I am way out of my element on the physical things of number 1. These service folks were drop dead experts here as you will see with the pictures. On the electronics part, there was a need for me to play the quarterback and do my own homework. Things like:

  • Do my own research on battery types.

  • Talk with Outdoors RV about the installed charger/converter

  • I found that the RV dealers and manufacturers are still a bit leery of Lithium batteries. I needed to stand up for my opinions after doing the research while listening to their advice regarding installation.

    Now let’s look at the installation.

The original batteries were installed here in the trailer tongue triangle area. With the batteries removed, now I have a nice little storage area. Not sure what I will use it for, maybe firewood.

The cables from the old battery rout under the rig and to the various components. So how to tie the new batteries into the system from the new location? The cables from the new battery have to tie into the system in the same way. A new path must be made from where the new Lithium batteries are installed. This is where creativity and good carpentry skills came into play. Below is the only visible sign of this new path. A path from under the rig that goes through the storage area to under the bed where the batteries are. Was nicely done by LazyDays RV.

There are two drawers under the bed of our trailer. One of them was given up for the battery location. Here is the drawer that will be repurposed for the chicken coop, if my wife gets ahold of it.

Here are the installed batteries under the bed.

The final piece of the new situation is the installation of a Victron Energy BMV-712 Smart Battery Monitor. (No commissions come to me, just a link.) The reason for a battery monitor is to know exactly what is going on with your batteries.

  • What percentage of battery capacity do I have left right now?

  • How much am I consuming or charging right now?

  • At the current rate of consumption, how long until I need to charge the batteries again?

Here is a screen shot after running the furnace several hours with the furnace currently running. The bottom item showing 1 day 12 hours of time remaining is especially useful. This means if the furnace ran constantly I would not need to charge the battery’s until the next day. Super useful to look at after a days skiing.

Here is the screen when the furnace stops running.

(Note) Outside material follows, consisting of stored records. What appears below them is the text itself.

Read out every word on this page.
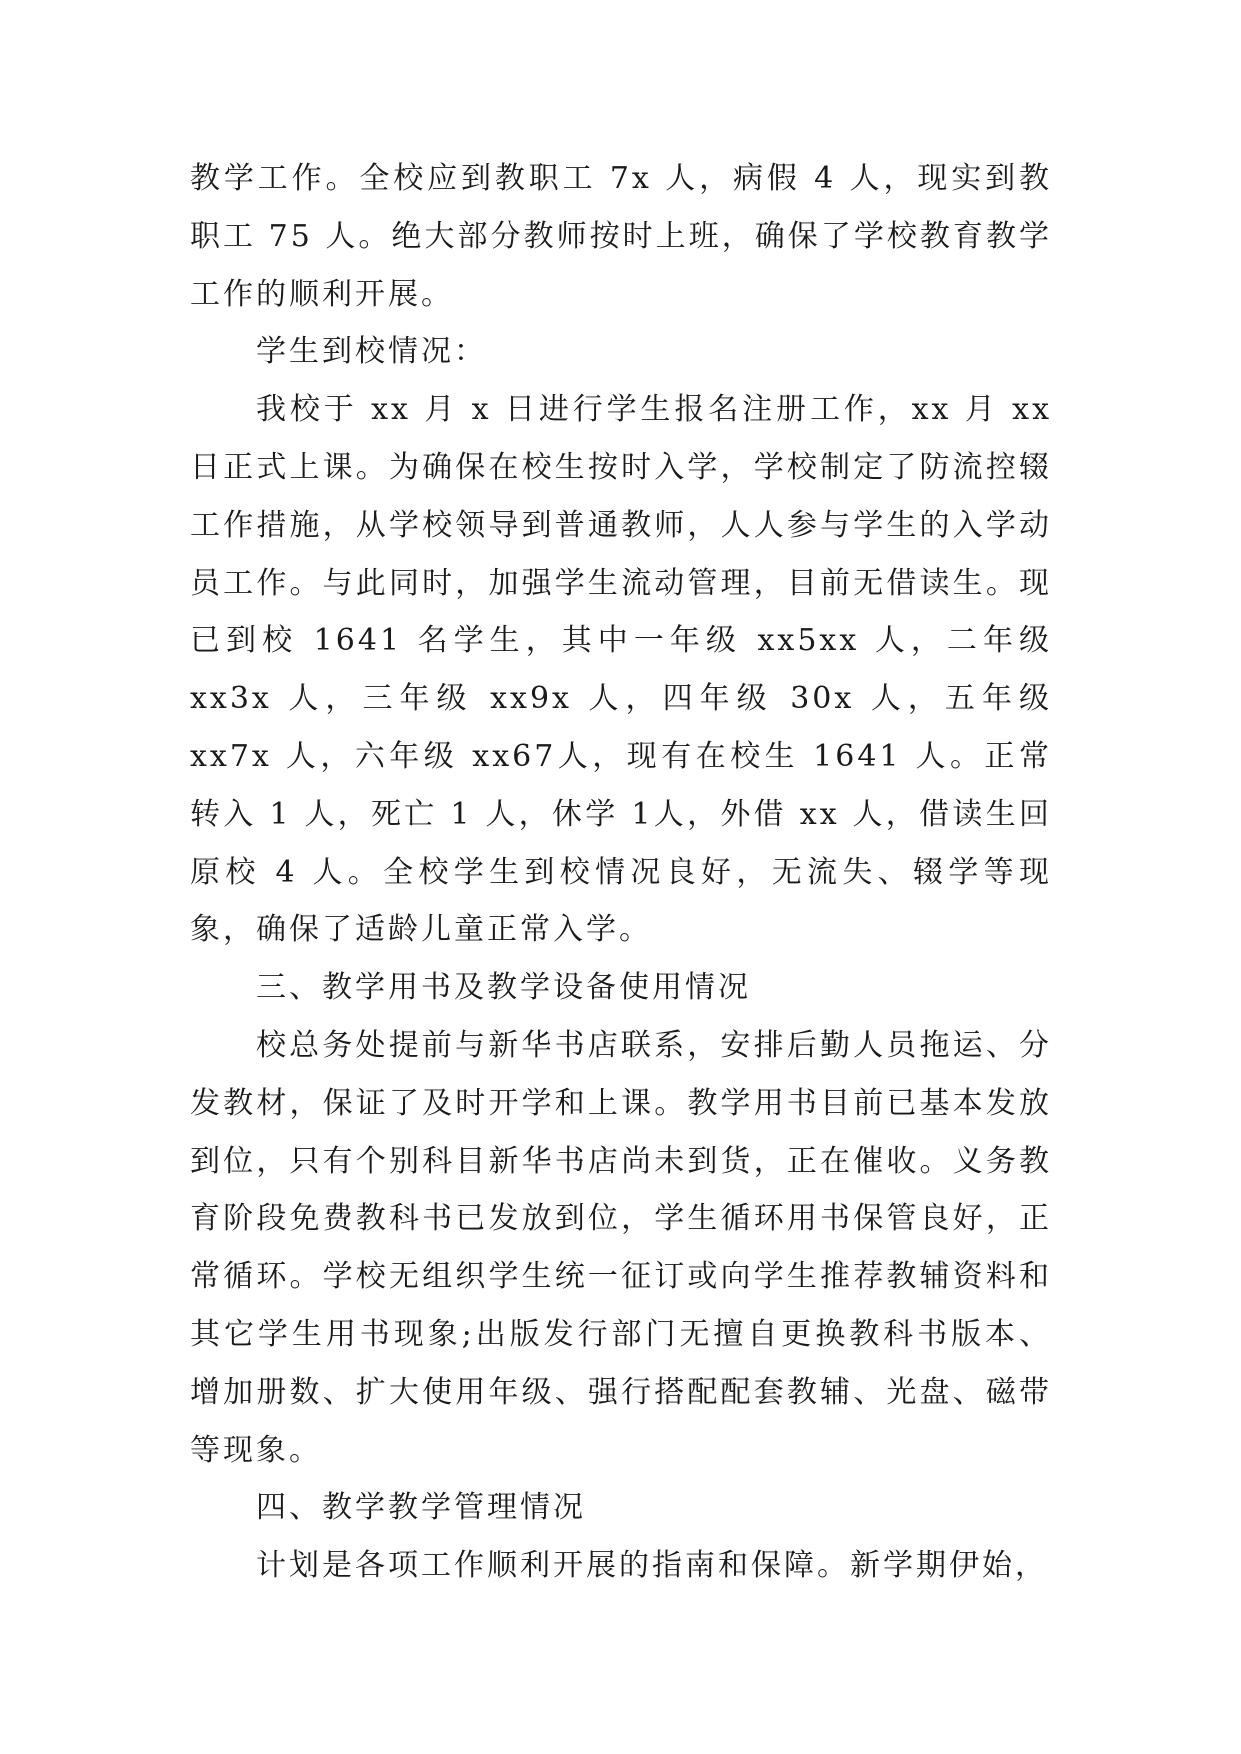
教学工作。全校应到教职工 7x 人，病假 4 人，现实到教职工 75 人。绝大部分教师按时上班，确保了学校教育教学工作的顺利开展。

学生到校情况：

我校于 xx 月 x 日进行学生报名注册工作，xx 月 xx 日正式上课。为确保在校生按时入学，学校制定了防流控辍工作措施，从学校领导到普通教师，人人参与学生的入学动员工作。与此同时，加强学生流动管理，目前无借读生。现已到校 1641 名学生，其中一年级 xx5xx 人，二年级 xx3x 人，三年级 xx9x 人，四年级 30x 人，五年级 xx7x 人，六年级 xx67人，现有在校生 1641 人。正常转入 1 人，死亡 1 人，休学 1人，外借 xx 人，借读生回原校 4 人。全校学生到校情况良好，无流失、辍学等现象，确保了适龄儿童正常入学。

三、教学用书及教学设备使用情况

校总务处提前与新华书店联系，安排后勤人员拖运、分发教材，保证了及时开学和上课。教学用书目前已基本发放到位，只有个别科目新华书店尚未到货，正在催收。义务教育阶段免费教科书已发放到位，学生循环用书保管良好，正常循环。学校无组织学生统一征订或向学生推荐教辅资料和其它学生用书现象;出版发行部门无擅自更换教科书版本、增加册数、扩大使用年级、强行搭配配套教辅、光盘、磁带等现象。

四、教学教学管理情况

计划是各项工作顺利开展的指南和保障。新学期伊始，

Amazing how accurate it is and how precise you can be in knowing when the next battery charge is needed. It is also interesting to know how much electricity the furnace fan uses or any other electric appliance.

Here it is the furnace fan on and plugged into electricity. Note the current and power numbers are now positive.

Finally here is the screen shot of when plugged in with nothing turned on and the battery’s fully charged.

So all in all I am pretty pumped to get after it and go skiing. Will be reporting soon from Grand Teton National Park and Grand Targhee Resort.